Cyril Abiteboul, Renault Sport Racing Managing Director: France is synonymous with racing, in particular Formula 1. The first-ever Grand Prix was held at Le Mans in 1906 and the word Grand Prix is indeed French!

The return of the French Grand Prix is going to carry an added level of emotion for all at Renault. Everyone who works for the marque is proud of our heritage at this event. Renault's first win in the sport came in 1979 in Dijon, courtesy of Jean-Pierre Jabouille's victory with Rene Arnoux also on the podium that day after one of the all-time great racing duels with Gilles Villeneuve. We have scored a further nine victories on our home soil with some of the sport's best drivers– Alain Prost, Fernando Alonso, Damon Hill and Michael Schumacher.

We are at an early stage of our journey so a win is probably not on the cards, but as a French team, we know we have extra pressure to perform well at our home race. But the race on home soil also gives us extra motivation to pull together and work well. We head to Circuit Paul Ricard on the back of a positive result in Montreal, where we demonstrated, once more, our excellent team spirit. We recovered from a difficult start to the weekend to take ten points and a healthy step forward in the Constructors' Championship. We also continue our established development plan on the chassis side, so it will be about maintaining this momentum for this very important race in the context of the team's reconstruction.

We need to match the teamwork we saw in Canada, and exemplify this level of passion and pride in France. We can't wait.

Remi Taffin has happy memories of the French Grand Prix, having engineered Fernando Alonso to victory in 2005 at Magny Cours on the way to the team's first world championship title. Thirteen years on, the new Engine Technical Director is aiming to taste more success at his home Grand Prix in Le Castellet.

What do we know about Circuit Paul Ricard?
Remi Taffin: Circuit Paul Ricard is a real mix of sectors, probably more so than any other circuit this season. We shouldn't expect too many surprises and we're not going in blind. There are two long straights, as well as some heavy braking zones. Signes, at end of the back straight, should be taken flat out in a similar fashion to Silverstone's Copse Corner so that will put the Power Unit and drivers alike under a lot of forces, but shouldn't be too much of an issue for either.

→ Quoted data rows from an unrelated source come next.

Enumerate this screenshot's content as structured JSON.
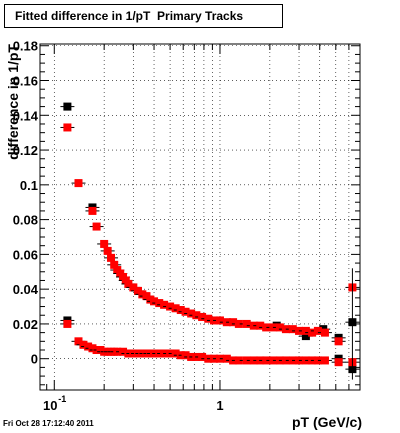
{
  "chart_data": {
    "type": "scatter",
    "title": "Fitted difference in 1/pT  Primary Tracks",
    "xlabel": "pT (GeV/c)",
    "ylabel": "difference in 1/pT",
    "xscale": "log",
    "xlim": [
      0.082,
      7.0
    ],
    "ylim": [
      -0.018,
      0.181
    ],
    "grid": true,
    "x_tick_labels": [
      "10",
      "-1",
      "1"
    ],
    "y_tick_labels": [
      "0",
      "0.02",
      "0.04",
      "0.06",
      "0.08",
      "0.1",
      "0.12",
      "0.14",
      "0.16",
      "0.18"
    ],
    "y_ticks": [
      0,
      0.02,
      0.04,
      0.06,
      0.08,
      0.1,
      0.12,
      0.14,
      0.16,
      0.18
    ],
    "series": [
      {
        "color": "#000000",
        "points": [
          {
            "x": 0.12,
            "y": 0.145
          },
          {
            "x": 0.12,
            "y": 0.022
          },
          {
            "x": 0.17,
            "y": 0.087
          },
          {
            "x": 2.2,
            "y": 0.019
          },
          {
            "x": 3.3,
            "y": 0.013
          },
          {
            "x": 4.2,
            "y": 0.017
          },
          {
            "x": 5.2,
            "y": 0.012
          },
          {
            "x": 5.2,
            "y": 0.0
          },
          {
            "x": 6.3,
            "y": 0.021
          },
          {
            "x": 6.3,
            "y": -0.006
          }
        ]
      },
      {
        "color": "#ff0000",
        "points": [
          {
            "x": 0.12,
            "y": 0.133
          },
          {
            "x": 0.14,
            "y": 0.101
          },
          {
            "x": 0.17,
            "y": 0.085
          },
          {
            "x": 0.18,
            "y": 0.076
          },
          {
            "x": 0.2,
            "y": 0.066
          },
          {
            "x": 0.21,
            "y": 0.062
          },
          {
            "x": 0.22,
            "y": 0.058
          },
          {
            "x": 0.23,
            "y": 0.054
          },
          {
            "x": 0.24,
            "y": 0.051
          },
          {
            "x": 0.25,
            "y": 0.049
          },
          {
            "x": 0.26,
            "y": 0.047
          },
          {
            "x": 0.27,
            "y": 0.045
          },
          {
            "x": 0.28,
            "y": 0.043
          },
          {
            "x": 0.3,
            "y": 0.041
          },
          {
            "x": 0.32,
            "y": 0.039
          },
          {
            "x": 0.34,
            "y": 0.037
          },
          {
            "x": 0.36,
            "y": 0.036
          },
          {
            "x": 0.38,
            "y": 0.034
          },
          {
            "x": 0.4,
            "y": 0.033
          },
          {
            "x": 0.43,
            "y": 0.032
          },
          {
            "x": 0.46,
            "y": 0.031
          },
          {
            "x": 0.5,
            "y": 0.03
          },
          {
            "x": 0.54,
            "y": 0.029
          },
          {
            "x": 0.58,
            "y": 0.028
          },
          {
            "x": 0.62,
            "y": 0.027
          },
          {
            "x": 0.67,
            "y": 0.026
          },
          {
            "x": 0.72,
            "y": 0.025
          },
          {
            "x": 0.78,
            "y": 0.024
          },
          {
            "x": 0.85,
            "y": 0.023
          },
          {
            "x": 0.92,
            "y": 0.022
          },
          {
            "x": 1.0,
            "y": 0.022
          },
          {
            "x": 1.1,
            "y": 0.021
          },
          {
            "x": 1.2,
            "y": 0.021
          },
          {
            "x": 1.3,
            "y": 0.02
          },
          {
            "x": 1.45,
            "y": 0.02
          },
          {
            "x": 1.6,
            "y": 0.019
          },
          {
            "x": 1.75,
            "y": 0.019
          },
          {
            "x": 1.9,
            "y": 0.018
          },
          {
            "x": 2.1,
            "y": 0.018
          },
          {
            "x": 2.3,
            "y": 0.018
          },
          {
            "x": 2.5,
            "y": 0.017
          },
          {
            "x": 2.75,
            "y": 0.017
          },
          {
            "x": 3.0,
            "y": 0.016
          },
          {
            "x": 3.3,
            "y": 0.016
          },
          {
            "x": 3.6,
            "y": 0.015
          },
          {
            "x": 3.9,
            "y": 0.016
          },
          {
            "x": 4.3,
            "y": 0.015
          },
          {
            "x": 5.2,
            "y": 0.01
          },
          {
            "x": 6.3,
            "y": 0.041
          },
          {
            "x": 0.12,
            "y": 0.02
          },
          {
            "x": 0.14,
            "y": 0.01
          },
          {
            "x": 0.15,
            "y": 0.008
          },
          {
            "x": 0.16,
            "y": 0.007
          },
          {
            "x": 0.17,
            "y": 0.006
          },
          {
            "x": 0.18,
            "y": 0.005
          },
          {
            "x": 0.19,
            "y": 0.005
          },
          {
            "x": 0.2,
            "y": 0.004
          },
          {
            "x": 0.21,
            "y": 0.004
          },
          {
            "x": 0.22,
            "y": 0.004
          },
          {
            "x": 0.23,
            "y": 0.004
          },
          {
            "x": 0.24,
            "y": 0.004
          },
          {
            "x": 0.26,
            "y": 0.004
          },
          {
            "x": 0.28,
            "y": 0.003
          },
          {
            "x": 0.3,
            "y": 0.003
          },
          {
            "x": 0.32,
            "y": 0.003
          },
          {
            "x": 0.34,
            "y": 0.003
          },
          {
            "x": 0.36,
            "y": 0.003
          },
          {
            "x": 0.38,
            "y": 0.003
          },
          {
            "x": 0.4,
            "y": 0.003
          },
          {
            "x": 0.43,
            "y": 0.003
          },
          {
            "x": 0.46,
            "y": 0.003
          },
          {
            "x": 0.5,
            "y": 0.003
          },
          {
            "x": 0.54,
            "y": 0.003
          },
          {
            "x": 0.58,
            "y": 0.002
          },
          {
            "x": 0.62,
            "y": 0.002
          },
          {
            "x": 0.67,
            "y": 0.001
          },
          {
            "x": 0.72,
            "y": 0.001
          },
          {
            "x": 0.78,
            "y": 0.001
          },
          {
            "x": 0.85,
            "y": 0.0
          },
          {
            "x": 0.92,
            "y": 0.0
          },
          {
            "x": 1.0,
            "y": 0.0
          },
          {
            "x": 1.1,
            "y": 0.0
          },
          {
            "x": 1.2,
            "y": -0.001
          },
          {
            "x": 1.3,
            "y": -0.001
          },
          {
            "x": 1.45,
            "y": -0.001
          },
          {
            "x": 1.6,
            "y": -0.001
          },
          {
            "x": 1.75,
            "y": -0.001
          },
          {
            "x": 1.9,
            "y": -0.001
          },
          {
            "x": 2.1,
            "y": -0.001
          },
          {
            "x": 2.3,
            "y": -0.001
          },
          {
            "x": 2.5,
            "y": -0.001
          },
          {
            "x": 2.75,
            "y": -0.001
          },
          {
            "x": 3.0,
            "y": -0.001
          },
          {
            "x": 3.3,
            "y": -0.001
          },
          {
            "x": 3.6,
            "y": -0.001
          },
          {
            "x": 3.9,
            "y": -0.001
          },
          {
            "x": 4.3,
            "y": -0.001
          },
          {
            "x": 5.2,
            "y": -0.002
          },
          {
            "x": 6.3,
            "y": -0.002
          }
        ]
      }
    ]
  },
  "footer": {
    "timestamp": "Fri Oct 28 17:12:40 2011"
  }
}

What's the verdict on the B-spec engine from Canada?
RT: It's doing what we expected. All six Renault-powered cars had the engine upgrade in Canada. It demonstrated good performance and driveability. We had four cars inside the top ten, including a podium and the fastest lap of the race.

And what else is there in the pipeline for engine development?
RT: The C-spec engine is already on the dynos at Viry and we'll soon be at a stage for its deployment with races coming thick and fast over the weeks ahead, especially with Formula 1's first triple-header on the horizon.

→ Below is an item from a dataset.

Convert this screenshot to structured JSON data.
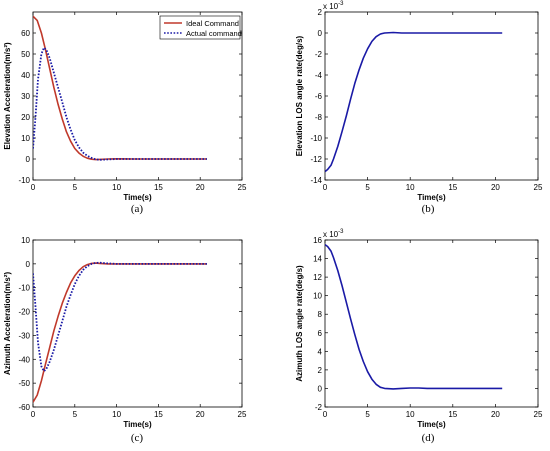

What memories stand out for you with the French Grand Prix?
RT: When you're a French company, and you race at the French Grand Prix, it's always a pleasure. You're in your home country and there are a lot of spectators, so it's always a good audience. It's a special feeling, especially winning, which we achieved in 2005 with the very fast blue cars and Fernando Alonso! We always had good fights in the French Grand Prix, the 2004 race was another good battle between Fernando and Michael [Schumacher] for the win, even if unfortunately, we lost it to them on that occasion. We were on a three-stop strategy, to their four-stop! These are good memories, good on-track fights and of course we'll always remember that 2005 victory. Hopefully there are more memories to come of battling for the top step of the podium.

What's the feeling like at Viry ahead of the home race?
RT: They can really feel it's their home Grand Prix and that's special. If you see where Viry is located, it's close to Paris and you could argue Spa is closer to Paris than Circuit Paul Ricard! But it's still our home country and we can feel it, and we are all looking forward to it.